546. One of the best means of storing energy is by setting a heavy body in rapid motion. This has already been referred to in the case of the cannon-ball. In order to render this method practically available for the purposes of machinery, the heavy body we use is a fly-wheel, and the rapid motion imparted to it is that of rotation about its axis. A very large amount of energy can by this means be stored in a manageable form.

547. We shall illustrate the principle by the apparatus of [Fig. 72]. This represents an iron fly-wheel b: its diameter is 18", and its weight is 26 lbs.; the fly is carried upon a shaft (a) of wrought iron ¾" in diameter. We shall store up a quantity of energy in this wheel, by setting it in rapid motion, and then we shall see how we can recover from it the energy we have imparted.

548. A rope is coiled around the shaft; by pulling this rope the wheel is made to turn round: thus the rope is the medium by which my energy shall be imparted to the wheel. To measure the operation accurately, I attach the rope to the hook of the spring balance ([Fig. 9]); and by taking the ring of the balance in my hand, I learn from the index the amount of the force I am exerting. I find that when I walk backwards as quickly as is convenient, pulling the rope all the time, the scale shows a tension of about 50 lbs. To set the wheel rapidly in motion, I pull about 20' of rope from the axle, so that I have imparted to the wheel somewhere about 50 × 20 = 1,000 units of energy. The rope is fastened to the shaft, so that, after it has been all unwound, the wheel now rapidly rotating winds it in. By measuring the time in which the wheel made a certain number of coils of the rope around the shaft, I find that it makes about 600 revolutions per minute.

Fig. 72.

549. Let us see how the stored-up energy can be exhibited. A piece of pine 24" × 1" × 1" of which both ends are supported, requires a force of 300 lbs. applied to its centre to produce fracture ([See p. 190]). I arrange such a piece of pine near the wheel. As the shaft is winding in the rope, a tremendous chuck would be given to anything which tried to stop the motion. If I tied the end of the rope to the piece of pine, the chuck would break the rope; therefore I have fastened one end of a 10' length of chain to the rope, and the other has been tied round the middle of the wooden bar. The wheel first winds in the rope, then the chain takes a few turns before it tightens, and crack goes the rod of pine. The wheel had no choice; it must either stop or break the rod: but nature forbids it to be stopped, unless by a great force, which the rod was not strong enough to apply. Here I never exerted a force greater than 50 lbs. in setting the wheel in motion. The wheel stored up and modified my energy so as to produce a force of 300 lbs., which had, however, only to be exerted over a very small distance.

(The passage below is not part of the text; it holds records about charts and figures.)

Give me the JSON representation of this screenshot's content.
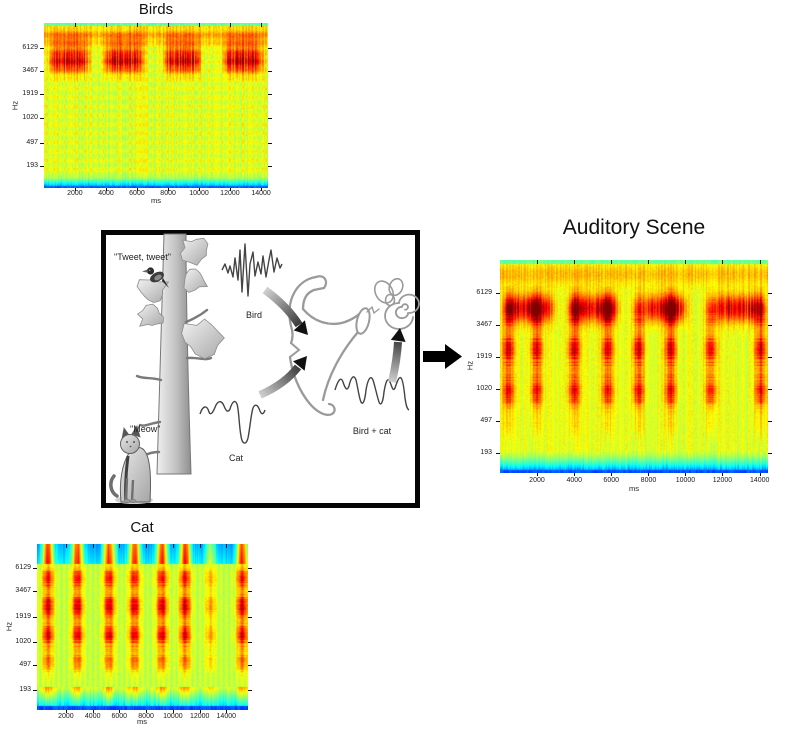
{
  "panels": {
    "birds": {
      "title": "Birds",
      "y_axis_label": "Hz",
      "x_axis_label": "ms",
      "y_ticks": [
        "6129",
        "3467",
        "1919",
        "1020",
        "497",
        "193"
      ],
      "x_ticks": [
        "2000",
        "4000",
        "6000",
        "8000",
        "10000",
        "12000",
        "14000"
      ]
    },
    "cat": {
      "title": "Cat",
      "y_axis_label": "Hz",
      "x_axis_label": "ms",
      "y_ticks": [
        "6129",
        "3467",
        "1919",
        "1020",
        "497",
        "193"
      ],
      "x_ticks": [
        "2000",
        "4000",
        "6000",
        "8000",
        "10000",
        "12000",
        "14000"
      ]
    },
    "auditory_scene": {
      "title": "Auditory Scene",
      "y_axis_label": "Hz",
      "x_axis_label": "ms",
      "y_ticks": [
        "6129",
        "3467",
        "1919",
        "1020",
        "497",
        "193"
      ],
      "x_ticks": [
        "2000",
        "4000",
        "6000",
        "8000",
        "10000",
        "12000",
        "14000"
      ]
    }
  },
  "cartoon": {
    "bird_speech_label": "\"Tweet, tweet\"",
    "cat_speech_label": "\"Meow\"",
    "bird_waveform_label": "Bird",
    "cat_waveform_label": "Cat",
    "mixture_waveform_label": "Bird + cat"
  },
  "colors": {
    "box_border": "#000000",
    "arrow": "#000000",
    "colormap": "jet",
    "spectrogram_hot": "#a50000",
    "spectrogram_warm": "#ff6a00",
    "spectrogram_mid": "#ffe600",
    "spectrogram_green": "#9be24a",
    "spectrogram_cyan": "#00e5ff",
    "spectrogram_blue": "#0033cc"
  },
  "chart_data": [
    {
      "type": "heatmap",
      "title": "Birds",
      "xlabel": "ms",
      "ylabel": "Hz",
      "x_ticks": [
        2000,
        4000,
        6000,
        8000,
        10000,
        12000,
        14000
      ],
      "y_ticks": [
        6129,
        3467,
        1919,
        1020,
        497,
        193
      ],
      "x_range": [
        0,
        14500
      ],
      "colormap": "jet",
      "description": "Spectrogram of bird song: high-energy (dark red) chirp band around 3500-6100 Hz occurring in bursts over a uniform yellow-green background, with low energy (cyan/blue) at the bottom edge.",
      "bird_chirp_bursts_ms": [
        [
          300,
          3100
        ],
        [
          3700,
          6600
        ],
        [
          7600,
          10200
        ],
        [
          11400,
          14300
        ]
      ]
    },
    {
      "type": "heatmap",
      "title": "Cat",
      "xlabel": "ms",
      "ylabel": "Hz",
      "x_ticks": [
        2000,
        4000,
        6000,
        8000,
        10000,
        12000,
        14000
      ],
      "y_ticks": [
        6129,
        3467,
        1919,
        1020,
        497,
        193
      ],
      "x_range": [
        0,
        14500
      ],
      "colormap": "jet",
      "description": "Spectrogram of repeated cat meows: eight broadband vertical high-energy (red) streaks spanning roughly 200-6000 Hz separated by quieter yellow gaps, with blue regions above 6129 Hz between meows.",
      "meow_times_ms": [
        750,
        2800,
        4900,
        6650,
        8550,
        10150,
        11900,
        14050
      ]
    },
    {
      "type": "heatmap",
      "title": "Auditory Scene",
      "xlabel": "ms",
      "ylabel": "Hz",
      "x_ticks": [
        2000,
        4000,
        6000,
        8000,
        10000,
        12000,
        14000
      ],
      "y_ticks": [
        6129,
        3467,
        1919,
        1020,
        497,
        193
      ],
      "x_range": [
        0,
        14500
      ],
      "colormap": "jet",
      "description": "Mixture spectrogram containing both the bird chirp band near 4000-6000 Hz and the vertical cat-meow streaks below about 3500 Hz.",
      "bird_chirp_bursts_ms": [
        [
          300,
          3100
        ],
        [
          3700,
          6600
        ],
        [
          7600,
          10200
        ],
        [
          11400,
          14300
        ]
      ],
      "meow_times_ms": [
        450,
        1950,
        3950,
        5800,
        7450,
        9200,
        11350,
        14000
      ]
    }
  ]
}
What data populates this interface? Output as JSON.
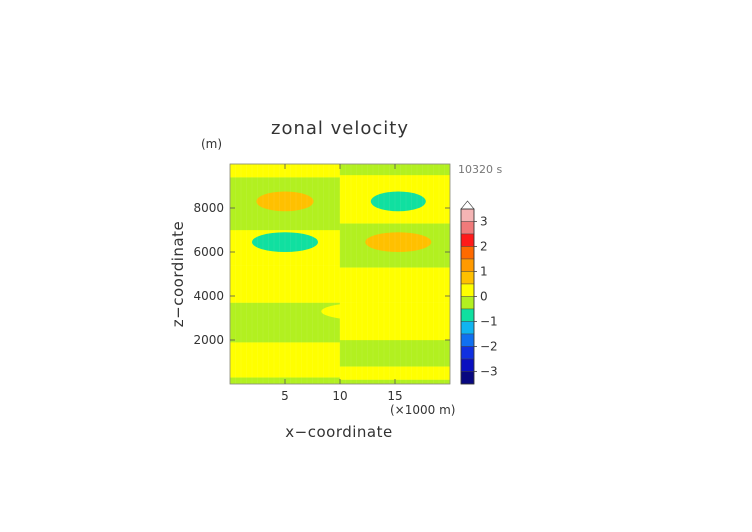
{
  "chart_data": {
    "type": "heatmap",
    "title": "zonal velocity",
    "xlabel": "x−coordinate",
    "ylabel": "z−coordinate",
    "x_unit": "(×1000 m)",
    "y_unit": "(m)",
    "time_label": "10320 s",
    "xlim": [
      0,
      20
    ],
    "ylim": [
      0,
      10000
    ],
    "x_ticks": [
      5,
      10,
      15
    ],
    "x_tick_labels": [
      "5",
      "10",
      "15"
    ],
    "y_ticks": [
      2000,
      4000,
      6000,
      8000
    ],
    "y_tick_labels": [
      "2000",
      "4000",
      "6000",
      "8000"
    ],
    "colorbar": {
      "tick_values": [
        3,
        2,
        1,
        0,
        -1,
        -2,
        -3
      ],
      "tick_labels": [
        "3",
        "2",
        "1",
        "0",
        "−1",
        "−2",
        "−3"
      ],
      "levels": [
        {
          "min": 3.0,
          "max": 3.5,
          "color": "#f4b4b4"
        },
        {
          "min": 2.5,
          "max": 3.0,
          "color": "#f07a7a"
        },
        {
          "min": 2.0,
          "max": 2.5,
          "color": "#ff1a1a"
        },
        {
          "min": 1.5,
          "max": 2.0,
          "color": "#ff6a00"
        },
        {
          "min": 1.0,
          "max": 1.5,
          "color": "#ff9a00"
        },
        {
          "min": 0.5,
          "max": 1.0,
          "color": "#ffc000"
        },
        {
          "min": 0.0,
          "max": 0.5,
          "color": "#ffff00"
        },
        {
          "min": -0.5,
          "max": 0.0,
          "color": "#b2f020"
        },
        {
          "min": -1.0,
          "max": -0.5,
          "color": "#10e0a0"
        },
        {
          "min": -1.5,
          "max": -1.0,
          "color": "#10b4f0"
        },
        {
          "min": -2.0,
          "max": -1.5,
          "color": "#1070f0"
        },
        {
          "min": -2.5,
          "max": -2.0,
          "color": "#1030e0"
        },
        {
          "min": -3.0,
          "max": -2.5,
          "color": "#0a10c0"
        },
        {
          "min": -3.5,
          "max": -3.0,
          "color": "#080880"
        }
      ]
    },
    "bands": [
      {
        "left_z": [
          0,
          300
        ],
        "right_z": [
          0,
          200
        ],
        "level": "neg"
      },
      {
        "left_z": [
          300,
          1900
        ],
        "right_z": [
          200,
          800
        ],
        "level": "pos"
      },
      {
        "left_z": [
          1900,
          3700
        ],
        "right_z": [
          800,
          2000
        ],
        "level": "neg"
      },
      {
        "left_z": [
          3700,
          5400
        ],
        "right_z": [
          2000,
          3700
        ],
        "level": "pos"
      },
      {
        "left_z": [
          5400,
          7000
        ],
        "right_z": [
          3700,
          5300
        ],
        "level": "pos"
      },
      {
        "left_z": [
          7000,
          9400
        ],
        "right_z": [
          5300,
          7300
        ],
        "level": "neg"
      },
      {
        "left_z": [
          9400,
          10000
        ],
        "right_z": [
          7300,
          9500
        ],
        "level": "pos"
      },
      {
        "left_z": [
          10000,
          10000
        ],
        "right_z": [
          9500,
          10000
        ],
        "level": "neg"
      }
    ],
    "blobs": [
      {
        "x": 5,
        "z": 8300,
        "rx": 2.6,
        "rz": 450,
        "value": 0.8
      },
      {
        "x": 15.3,
        "z": 8300,
        "rx": 2.5,
        "rz": 450,
        "value": -0.8
      },
      {
        "x": 5,
        "z": 6450,
        "rx": 3.0,
        "rz": 450,
        "value": -0.8
      },
      {
        "x": 15.3,
        "z": 6450,
        "rx": 3.0,
        "rz": 450,
        "value": 0.8
      }
    ],
    "colors": {
      "pos": "#ffff00",
      "neg": "#b2f020"
    }
  }
}
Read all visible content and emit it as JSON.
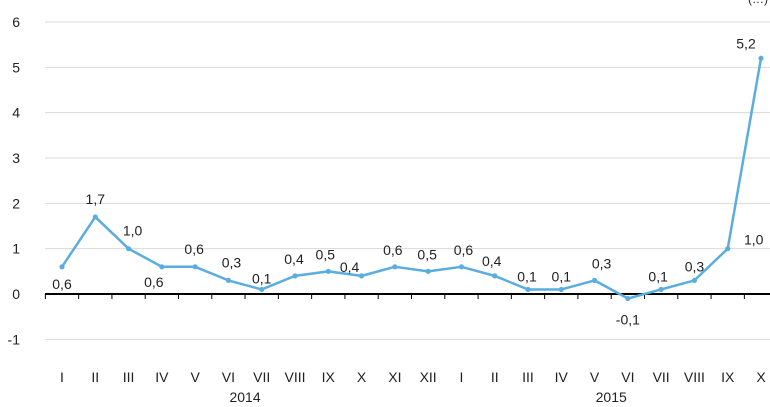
{
  "corner_note": "(…)",
  "chart_data": {
    "type": "line",
    "title": "",
    "xlabel": "",
    "ylabel": "",
    "ylim": [
      -1,
      6
    ],
    "yticks": [
      -1,
      0,
      1,
      2,
      3,
      4,
      5,
      6
    ],
    "grid": true,
    "categories": [
      "I",
      "II",
      "III",
      "IV",
      "V",
      "VI",
      "VII",
      "VIII",
      "IX",
      "X",
      "XI",
      "XII",
      "I",
      "II",
      "III",
      "IV",
      "V",
      "VI",
      "VII",
      "VIII",
      "IX",
      "X"
    ],
    "groups": [
      {
        "label": "2014",
        "start": 0,
        "end": 11
      },
      {
        "label": "2015",
        "start": 12,
        "end": 21
      }
    ],
    "series": [
      {
        "color": "#5aade0",
        "values": [
          0.6,
          1.7,
          1.0,
          0.6,
          0.6,
          0.3,
          0.1,
          0.4,
          0.5,
          0.4,
          0.6,
          0.5,
          0.6,
          0.4,
          0.1,
          0.1,
          0.3,
          -0.1,
          0.1,
          0.3,
          1.0,
          5.2
        ],
        "labels": [
          "0,6",
          "1,7",
          "1,0",
          "0,6",
          "0,6",
          "0,3",
          "0,1",
          "0,4",
          "0,5",
          "0,4",
          "0,6",
          "0,5",
          "0,6",
          "0,4",
          "0,1",
          "0,1",
          "0,3",
          "-0,1",
          "0,1",
          "0,3",
          "1,0",
          "5,2"
        ]
      }
    ]
  }
}
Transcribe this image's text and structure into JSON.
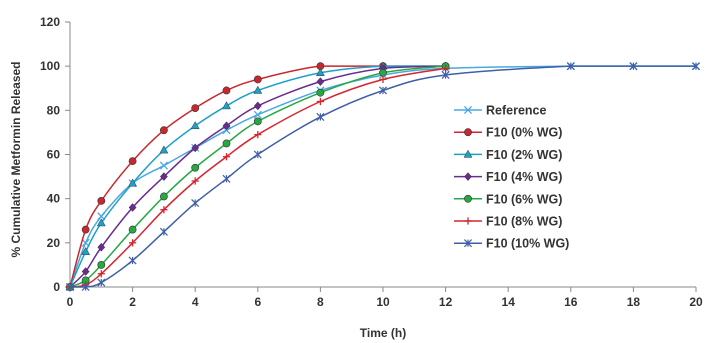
{
  "chart_data": {
    "type": "line",
    "xlabel": "Time (h)",
    "ylabel": "% Cumulative Metformin Released",
    "xlim": [
      0,
      20
    ],
    "ylim": [
      0,
      120
    ],
    "xticks": [
      0,
      2,
      4,
      6,
      8,
      10,
      12,
      14,
      16,
      18,
      20
    ],
    "yticks": [
      0,
      20,
      40,
      60,
      80,
      100,
      120
    ],
    "grid": false,
    "legend_position": "right",
    "series": [
      {
        "name": "Reference",
        "color": "#4aa8e0",
        "marker": "x",
        "x": [
          0,
          0.5,
          1,
          2,
          3,
          4,
          5,
          6,
          8,
          10,
          12,
          16,
          18,
          20
        ],
        "y": [
          0,
          20,
          32,
          47,
          55,
          63,
          71,
          78,
          89,
          96,
          99,
          100,
          100,
          100
        ]
      },
      {
        "name": "F10 (0% WG)",
        "color": "#c8282d",
        "marker": "circle",
        "x": [
          0,
          0.5,
          1,
          2,
          3,
          4,
          5,
          6,
          8,
          10,
          12
        ],
        "y": [
          0,
          26,
          39,
          57,
          71,
          81,
          89,
          94,
          100,
          100,
          100
        ]
      },
      {
        "name": "F10 (2% WG)",
        "color": "#1ea0c8",
        "marker": "triangle",
        "x": [
          0,
          0.5,
          1,
          2,
          3,
          4,
          5,
          6,
          8,
          10,
          12
        ],
        "y": [
          0,
          16,
          29,
          47,
          62,
          73,
          82,
          89,
          97,
          100,
          100
        ]
      },
      {
        "name": "F10 (4% WG)",
        "color": "#6a2c91",
        "marker": "diamond",
        "x": [
          0,
          0.5,
          1,
          2,
          3,
          4,
          5,
          6,
          8,
          10,
          12
        ],
        "y": [
          0,
          7,
          18,
          36,
          50,
          63,
          73,
          82,
          93,
          99,
          100
        ]
      },
      {
        "name": "F10 (6% WG)",
        "color": "#27a844",
        "marker": "circle",
        "x": [
          0,
          0.5,
          1,
          2,
          3,
          4,
          5,
          6,
          8,
          10,
          12
        ],
        "y": [
          0,
          3,
          10,
          26,
          41,
          54,
          65,
          75,
          88,
          97,
          100
        ]
      },
      {
        "name": "F10 (8% WG)",
        "color": "#d8242e",
        "marker": "plus",
        "x": [
          0,
          0.5,
          1,
          2,
          3,
          4,
          5,
          6,
          8,
          10,
          12
        ],
        "y": [
          0,
          1,
          6,
          20,
          35,
          48,
          59,
          69,
          84,
          94,
          99
        ]
      },
      {
        "name": "F10 (10% WG)",
        "color": "#3f5fa8",
        "marker": "asterisk",
        "x": [
          0,
          0.5,
          1,
          2,
          3,
          4,
          5,
          6,
          8,
          10,
          12,
          16,
          18,
          20
        ],
        "y": [
          0,
          0,
          2,
          12,
          25,
          38,
          49,
          60,
          77,
          89,
          96,
          100,
          100,
          100
        ]
      }
    ]
  }
}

550. But we may show the experiment in another way, which is that represented in the [figure (72)]. We see the chain is there attached to two 56 lb. weights. The mode of proceeding is that already described. The rope is first wound round the shaft, then by pulling the rope the wheel is made to revolve; the wheel then begins to wind in the rope again, and when the chain tightens the two 56 lbs. are raised up to a height of 3 or 4 feet. Here, again, the energy has been stored and recovered. But though the fly-wheel will thus preserve energy, it does so at some cost: the store is continually being frittered away by friction and the resistance of the air; in fact, the energy would altogether disappear in a little time, and the wheel would come to rest; it is therefore economical to make the wheel yield up what it has received as soon as possible.

551. These principles are illustrated by the function of the fly-wheel in a steam-engine. The pressure of the steam upon the piston varies according to the different parts of the stroke: and the fly-wheel obviates the inconvenience which would arise from such irregularity. Its great inertia makes its velocity but little augmented by the exuberant action of the piston when the pressure is greatest, while it also sustains the motion when the piston is giving no assistance. The fly-wheel is a vast reservoir into which the engine pours its energy, sudden floods alternating with droughts; but these succeed each other so rapidly, and the area of the reservoir is so vast, that its level remains sensibly uniform, and the supplies sent out to the consumers are regular and unvaried. The consumers of the energy stored in the fly-wheel of an engine are the machines in the mill; they are supplied by shafts which traverse the building, conveying, by their rotation, the energy originally condensed within the coal from which combustion has set it free.